Massoud, whose forces include remnants of regular army and special forces units, has called for negotiations to form an inclusive government for Afghanistan but has promised to resist if Taliban forces try to enter the valley. Several Taliban opponents have gathered there, including Amrullah Saleh, the vice president in the toppled government who claims to be the acting president.
Late on Sunday, the Taliban’s Alemarah information service said hundreds of fighters were heading towards Panjshir but there has been no immediate confirmation of any fighting.
Taliban spokesperson Zabihullah Mujahid said the Salang Pass, on the main highway running from southern Afghanistan to the north, was open and enemy forces were blockaded in the Panjshir valley. But his statement suggested that there was no fighting for the moment.
“The Islamic Emirate is trying to resolve the problems peacefully,” Zabihullah said.
The tragic scenes around the Kabul airport have transfixed the world. Afghans poured onto the tarmac last week and some clung to a US military transport plane as it took off, later plunging to their deaths. At least seven people died that day, in addition to the seven killed on Sunday.
The Taliban blame the chaotic evacuation on the US military and say there’s no need for any Afghans to flee.
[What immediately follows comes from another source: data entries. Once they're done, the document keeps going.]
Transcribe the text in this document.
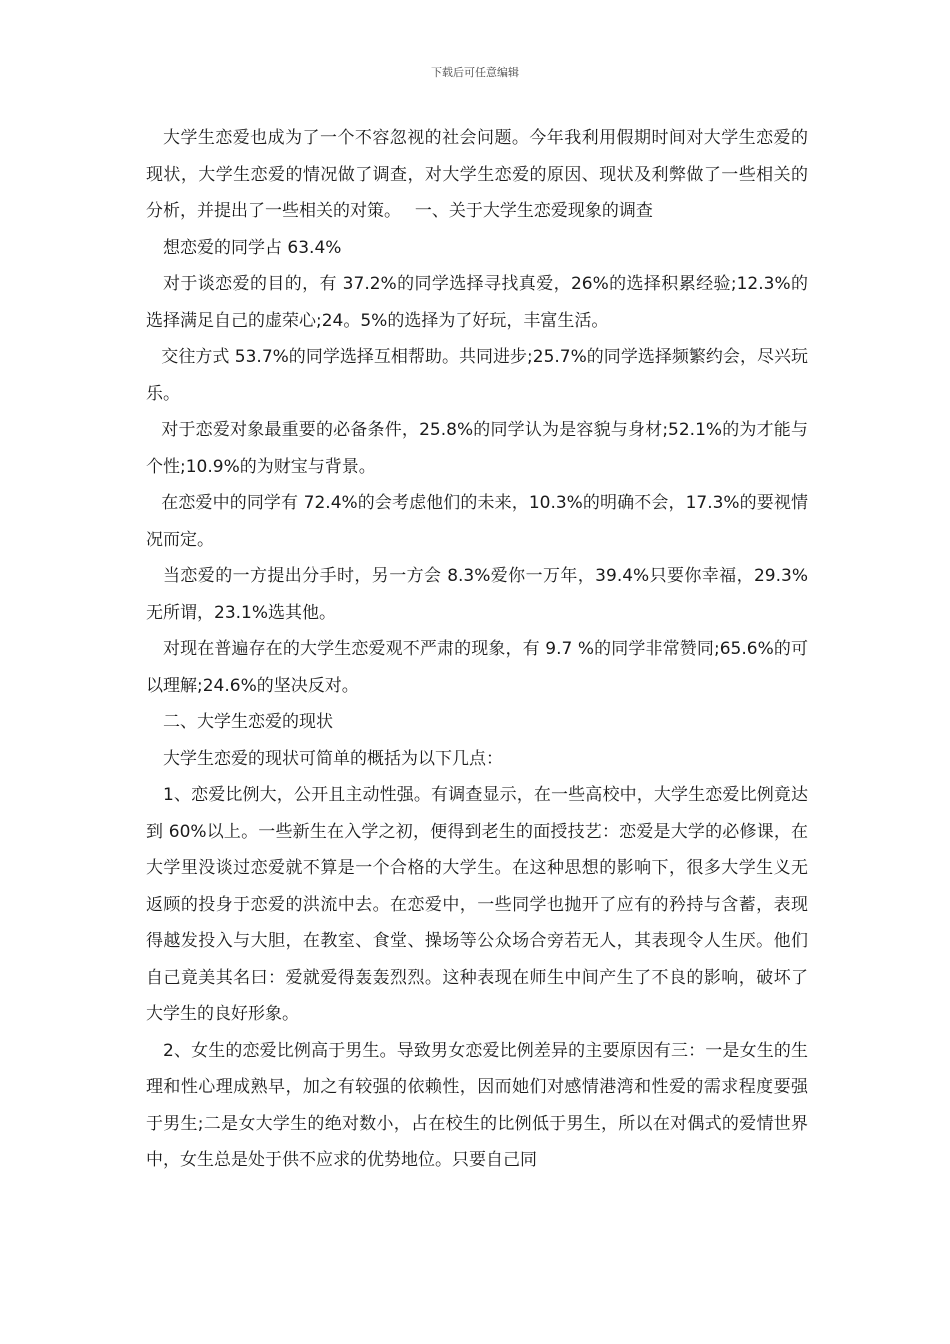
下载后可任意编辑

大学生恋爱也成为了一个不容忽视的社会问题。今年我利用假期时间对大学生恋爱的现状，大学生恋爱的情况做了调查，对大学生恋爱的原因、现状及利弊做了一些相关的分析，并提出了一些相关的对策。　 一、关于大学生恋爱现象的调查

想恋爱的同学占 63.4%

对于谈恋爱的目的，有 37.2%的同学选择寻找真爱，26%的选择积累经验;12.3%的选择满足自己的虚荣心;24。5%的选择为了好玩，丰富生活。

交往方式 53.7%的同学选择互相帮助。共同进步;25.7%的同学选择频繁约会，尽兴玩乐。

对于恋爱对象最重要的必备条件，25.8%的同学认为是容貌与身材;52.1%的为才能与个性;10.9%的为财宝与背景。

在恋爱中的同学有 72.4%的会考虑他们的未来，10.3%的明确不会，17.3%的要视情况而定。

当恋爱的一方提出分手时，另一方会 8.3%爱你一万年，39.4%只要你幸福，29.3%无所谓，23.1%选其他。

对现在普遍存在的大学生恋爱观不严肃的现象，有 9.7 %的同学非常赞同;65.6%的可以理解;24.6%的坚决反对。

二、大学生恋爱的现状

大学生恋爱的现状可简单的概括为以下几点：

1、恋爱比例大，公开且主动性强。有调查显示，在一些高校中，大学生恋爱比例竟达到 60%以上。一些新生在入学之初，便得到老生的面授技艺：恋爱是大学的必修课，在大学里没谈过恋爱就不算是一个合格的大学生。在这种思想的影响下，很多大学生义无返顾的投身于恋爱的洪流中去。在恋爱中，一些同学也抛开了应有的矜持与含蓄，表现得越发投入与大胆，在教室、食堂、操场等公众场合旁若无人，其表现令人生厌。他们自己竟美其名曰：爱就爱得轰轰烈烈。这种表现在师生中间产生了不良的影响，破坏了大学生的良好形象。

2、女生的恋爱比例高于男生。导致男女恋爱比例差异的主要原因有三：一是女生的生理和性心理成熟早，加之有较强的依赖性，因而她们对感情港湾和性爱的需求程度要强于男生;二是女大学生的绝对数小，占在校生的比例低于男生，所以在对偶式的爱情世界中，女生总是处于供不应求的优势地位。只要自己同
They have pledged to bring peace and security after decades of war and say they won’t seek revenge on those who worked with the US, NATO and the toppled Afghan government.
Addressing a conference of Muslim clerics, Zabihullah urged them to push back against Western “propaganda” about the Taliban and said the US was undermining their rule by sending planes and offering Afghans asylum.
Despite their promises, the Taliban have violently suppressed protests and beat people with batons as they try to control the crowds outside the airport perimeter. There have also been reports in recent days of the Taliban hunting down their former enemies. It’s unclear if Taliban leaders are saying one thing and doing another, or if fighters on the ground are taking matters into their own hands.
As the airlift continues, the US government asked for 18 aircraft from American commercial carriers to assist in transporting Afghan refugees to their final destinations after their initial evacuation. The request fell under the Civil Reserve Air Fleet programme, which was born in the wake of the Berlin airlift and can add to the military’s capabilities during crises.
US President Joe Biden said on Sunday that he would not rule out extending the evacuation beyond August 31, the date he had set for completing the withdrawal of US forces. British Prime Minister Boris Johnson plans to press Biden for an extension.
But Taliban spokesperson Suhail Shaheen, in an interview with Sky News, said August 31 is a “red line” and that extending the American presence would “provoke a reaction”.